在牛背上吹笛子,眉眼都清晰得能数清睫毛。
刻这个的师傅姓韩,花了整整一百天,每天只刻一个半时辰,说是手要稳,心要静,刀锋才不会有火气。
后来韩师傅刻到第七十二个童子的时候,突然停下来喝了三天酒,回来就把原先刻好的全部磨平重来,说那童子嘴角的笑差了一分天真。
后花园里有一面照壁,用的是碎瓷镶嵌的法子。
那些瓷片都是周代官窑的残片,是萧老三从各地古玩市集上一片一片淘来的,天青的、月白的、粉青的,拼在一起竟成了一幅山水长卷。
远山是深碧色的瓷片叠出来的,近水是淡青的,中间留了一片白,是瓷胎本来的颜色,像雾,又像留白的水面。

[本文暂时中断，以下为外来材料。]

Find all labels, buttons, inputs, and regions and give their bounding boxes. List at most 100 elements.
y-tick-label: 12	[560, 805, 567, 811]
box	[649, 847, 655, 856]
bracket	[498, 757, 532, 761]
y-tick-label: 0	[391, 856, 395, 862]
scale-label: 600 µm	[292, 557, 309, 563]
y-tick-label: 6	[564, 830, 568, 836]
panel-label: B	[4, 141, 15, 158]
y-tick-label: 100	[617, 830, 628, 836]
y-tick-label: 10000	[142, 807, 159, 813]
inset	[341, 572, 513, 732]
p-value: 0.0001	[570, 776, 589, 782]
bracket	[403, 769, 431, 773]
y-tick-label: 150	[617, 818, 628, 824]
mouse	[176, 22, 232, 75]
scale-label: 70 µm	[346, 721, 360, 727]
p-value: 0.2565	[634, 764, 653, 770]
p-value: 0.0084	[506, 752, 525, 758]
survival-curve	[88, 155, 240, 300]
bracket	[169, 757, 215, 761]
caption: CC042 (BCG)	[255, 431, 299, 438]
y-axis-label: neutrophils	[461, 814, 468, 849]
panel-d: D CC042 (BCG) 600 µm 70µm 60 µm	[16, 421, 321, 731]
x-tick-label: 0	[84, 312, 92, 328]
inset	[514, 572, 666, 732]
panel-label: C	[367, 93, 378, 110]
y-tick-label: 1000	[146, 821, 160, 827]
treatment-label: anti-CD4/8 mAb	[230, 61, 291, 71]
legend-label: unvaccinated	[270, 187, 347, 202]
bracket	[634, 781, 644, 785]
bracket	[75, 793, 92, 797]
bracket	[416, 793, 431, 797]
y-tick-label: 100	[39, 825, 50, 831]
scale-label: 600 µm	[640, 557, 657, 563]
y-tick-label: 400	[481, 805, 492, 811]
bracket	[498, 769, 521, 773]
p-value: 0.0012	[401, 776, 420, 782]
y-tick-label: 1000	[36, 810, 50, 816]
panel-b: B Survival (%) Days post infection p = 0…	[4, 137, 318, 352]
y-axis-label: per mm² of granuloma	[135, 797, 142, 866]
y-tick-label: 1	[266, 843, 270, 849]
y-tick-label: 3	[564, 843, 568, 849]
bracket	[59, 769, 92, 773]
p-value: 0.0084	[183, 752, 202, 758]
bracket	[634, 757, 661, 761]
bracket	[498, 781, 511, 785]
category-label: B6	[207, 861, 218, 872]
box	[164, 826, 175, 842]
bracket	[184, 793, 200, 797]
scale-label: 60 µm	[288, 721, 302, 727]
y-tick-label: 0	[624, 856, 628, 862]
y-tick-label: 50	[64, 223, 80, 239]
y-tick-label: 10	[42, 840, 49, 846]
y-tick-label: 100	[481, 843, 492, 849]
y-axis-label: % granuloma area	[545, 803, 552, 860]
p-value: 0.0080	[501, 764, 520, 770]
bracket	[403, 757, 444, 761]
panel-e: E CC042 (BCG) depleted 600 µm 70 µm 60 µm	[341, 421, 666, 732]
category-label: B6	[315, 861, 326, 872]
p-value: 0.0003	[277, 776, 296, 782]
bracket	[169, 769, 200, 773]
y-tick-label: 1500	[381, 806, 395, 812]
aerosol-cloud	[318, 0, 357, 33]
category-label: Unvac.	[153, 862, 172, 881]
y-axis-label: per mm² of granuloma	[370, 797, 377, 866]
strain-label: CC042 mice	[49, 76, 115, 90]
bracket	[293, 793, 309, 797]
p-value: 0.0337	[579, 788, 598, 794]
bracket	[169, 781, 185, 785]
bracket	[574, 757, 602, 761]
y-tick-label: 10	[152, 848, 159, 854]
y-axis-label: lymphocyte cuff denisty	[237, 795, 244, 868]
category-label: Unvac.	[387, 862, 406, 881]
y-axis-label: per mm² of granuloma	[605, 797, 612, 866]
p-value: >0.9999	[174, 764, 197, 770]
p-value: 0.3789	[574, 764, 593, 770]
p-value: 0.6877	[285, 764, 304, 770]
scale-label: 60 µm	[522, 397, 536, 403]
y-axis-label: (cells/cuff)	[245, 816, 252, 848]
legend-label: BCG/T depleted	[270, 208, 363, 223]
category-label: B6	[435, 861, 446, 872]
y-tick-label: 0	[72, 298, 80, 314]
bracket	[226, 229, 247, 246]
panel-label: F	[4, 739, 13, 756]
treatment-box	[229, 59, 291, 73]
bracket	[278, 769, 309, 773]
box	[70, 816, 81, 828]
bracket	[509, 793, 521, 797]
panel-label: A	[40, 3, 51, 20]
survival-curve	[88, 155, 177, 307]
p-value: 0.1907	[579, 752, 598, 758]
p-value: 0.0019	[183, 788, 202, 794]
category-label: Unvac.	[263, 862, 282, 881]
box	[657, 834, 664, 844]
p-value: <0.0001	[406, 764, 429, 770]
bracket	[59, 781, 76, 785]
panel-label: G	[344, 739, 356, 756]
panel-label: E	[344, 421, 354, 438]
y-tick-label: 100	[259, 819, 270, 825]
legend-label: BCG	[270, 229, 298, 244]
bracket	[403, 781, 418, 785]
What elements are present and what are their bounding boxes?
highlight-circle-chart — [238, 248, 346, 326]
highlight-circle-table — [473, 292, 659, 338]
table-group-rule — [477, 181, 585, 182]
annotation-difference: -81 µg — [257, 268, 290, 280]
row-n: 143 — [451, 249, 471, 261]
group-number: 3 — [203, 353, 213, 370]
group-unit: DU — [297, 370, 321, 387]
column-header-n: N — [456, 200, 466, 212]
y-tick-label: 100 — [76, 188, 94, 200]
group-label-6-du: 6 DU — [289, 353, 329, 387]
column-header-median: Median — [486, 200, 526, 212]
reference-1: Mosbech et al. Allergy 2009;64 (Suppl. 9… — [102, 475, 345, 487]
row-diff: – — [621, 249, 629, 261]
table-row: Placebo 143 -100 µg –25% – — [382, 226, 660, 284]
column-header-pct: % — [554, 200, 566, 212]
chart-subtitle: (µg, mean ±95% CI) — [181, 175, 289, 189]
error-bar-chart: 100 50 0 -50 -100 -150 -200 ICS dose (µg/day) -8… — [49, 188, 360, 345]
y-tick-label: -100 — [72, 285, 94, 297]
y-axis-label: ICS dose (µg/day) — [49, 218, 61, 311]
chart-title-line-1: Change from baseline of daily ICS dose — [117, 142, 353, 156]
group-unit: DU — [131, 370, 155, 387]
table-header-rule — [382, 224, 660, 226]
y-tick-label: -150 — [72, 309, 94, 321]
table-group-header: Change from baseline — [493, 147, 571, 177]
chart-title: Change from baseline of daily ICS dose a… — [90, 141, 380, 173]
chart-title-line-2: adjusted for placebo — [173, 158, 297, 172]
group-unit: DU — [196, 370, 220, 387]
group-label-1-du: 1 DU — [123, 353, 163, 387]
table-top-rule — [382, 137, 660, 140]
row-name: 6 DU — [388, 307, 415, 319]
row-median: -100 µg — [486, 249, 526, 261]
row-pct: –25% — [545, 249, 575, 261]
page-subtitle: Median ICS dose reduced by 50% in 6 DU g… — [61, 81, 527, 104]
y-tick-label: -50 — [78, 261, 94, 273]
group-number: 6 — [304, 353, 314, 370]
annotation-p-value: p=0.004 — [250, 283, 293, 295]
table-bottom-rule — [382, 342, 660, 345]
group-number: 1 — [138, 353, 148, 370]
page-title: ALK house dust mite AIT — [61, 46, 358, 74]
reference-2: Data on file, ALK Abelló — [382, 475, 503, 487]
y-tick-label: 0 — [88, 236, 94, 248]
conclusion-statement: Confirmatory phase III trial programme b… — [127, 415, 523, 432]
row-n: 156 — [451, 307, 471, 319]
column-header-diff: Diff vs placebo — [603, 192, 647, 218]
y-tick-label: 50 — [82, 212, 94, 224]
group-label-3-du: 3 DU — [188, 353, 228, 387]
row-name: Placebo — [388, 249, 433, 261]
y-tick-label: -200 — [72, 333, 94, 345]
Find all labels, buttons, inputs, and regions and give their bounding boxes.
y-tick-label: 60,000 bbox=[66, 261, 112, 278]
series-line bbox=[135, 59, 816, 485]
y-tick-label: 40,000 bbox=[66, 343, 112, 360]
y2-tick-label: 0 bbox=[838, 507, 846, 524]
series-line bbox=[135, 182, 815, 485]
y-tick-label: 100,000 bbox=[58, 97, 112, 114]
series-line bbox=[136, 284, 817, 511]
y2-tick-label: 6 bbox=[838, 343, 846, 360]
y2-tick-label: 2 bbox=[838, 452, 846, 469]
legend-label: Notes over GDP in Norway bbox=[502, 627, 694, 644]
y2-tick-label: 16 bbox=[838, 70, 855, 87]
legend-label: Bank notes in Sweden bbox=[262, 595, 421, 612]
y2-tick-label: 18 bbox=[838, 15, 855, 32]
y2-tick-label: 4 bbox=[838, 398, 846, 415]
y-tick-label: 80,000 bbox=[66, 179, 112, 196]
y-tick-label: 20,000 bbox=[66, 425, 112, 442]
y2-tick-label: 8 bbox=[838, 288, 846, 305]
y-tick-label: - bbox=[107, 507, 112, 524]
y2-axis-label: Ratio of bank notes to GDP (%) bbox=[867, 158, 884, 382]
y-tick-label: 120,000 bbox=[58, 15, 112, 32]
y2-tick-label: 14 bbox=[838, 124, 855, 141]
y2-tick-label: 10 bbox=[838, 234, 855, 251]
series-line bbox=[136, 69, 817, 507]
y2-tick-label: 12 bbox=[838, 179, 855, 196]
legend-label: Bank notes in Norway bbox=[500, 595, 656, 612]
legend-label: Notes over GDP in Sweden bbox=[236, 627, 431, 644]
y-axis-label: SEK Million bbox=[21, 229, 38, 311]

照壁前面挖了一方小池,活水引自后山的溪涧,经过三道砂石过滤,清得能看见池底的卵石。
妙的是池子边上种了几竿紫竹,风一过,竹影落在瓷片上,山水便活了,山在动,水在流,连那些碎瓷拼出来的小舟都像是在微微地晃。
厨房的烟囱也做得讲究,是双层的,中间夹了一层细沙,既保温又防火。
灶膛里烧的是果木,苹果枝、梨枝,火苗是青白色的,舔着锅底,烧出来的饭菜都带着一股清甜。
李宝儿特意让泥水匠在灶台上嵌了一小块青石板,是专门用来揉面的,石面粗糙得恰到好处,面团放上去不会打滑,又不会粘住。
匠人说这是用了三年以上的老石板,被油盐酱醋浸透了,已经有了灵性。
入夜的时候,李宝儿点亮了堂屋里那盏走马灯。灯是铜制的,四面镶着琉璃,里面点的不是蜡烛,是一颗夜明珠,不知从哪个海商手里收来的。
光透过琉璃洒出来,竟把满屋的木雕都映得通透,那些百子图里的孩童,在光影流转中,仿佛真的在嬉笑追逐起来。
她站在堂屋中央,仰头看着那架黄花梨大梁,看那些精巧的榫卯结构——全是活扣,没有用一根铁钉,却咬合得比铁还牢固。
每一个榫头都是师父们用手掌的温度和多年的准头一点点凿出来的,多一分则紧,少一分则松,刚刚好,像天底下最妥帖的一个拥抱。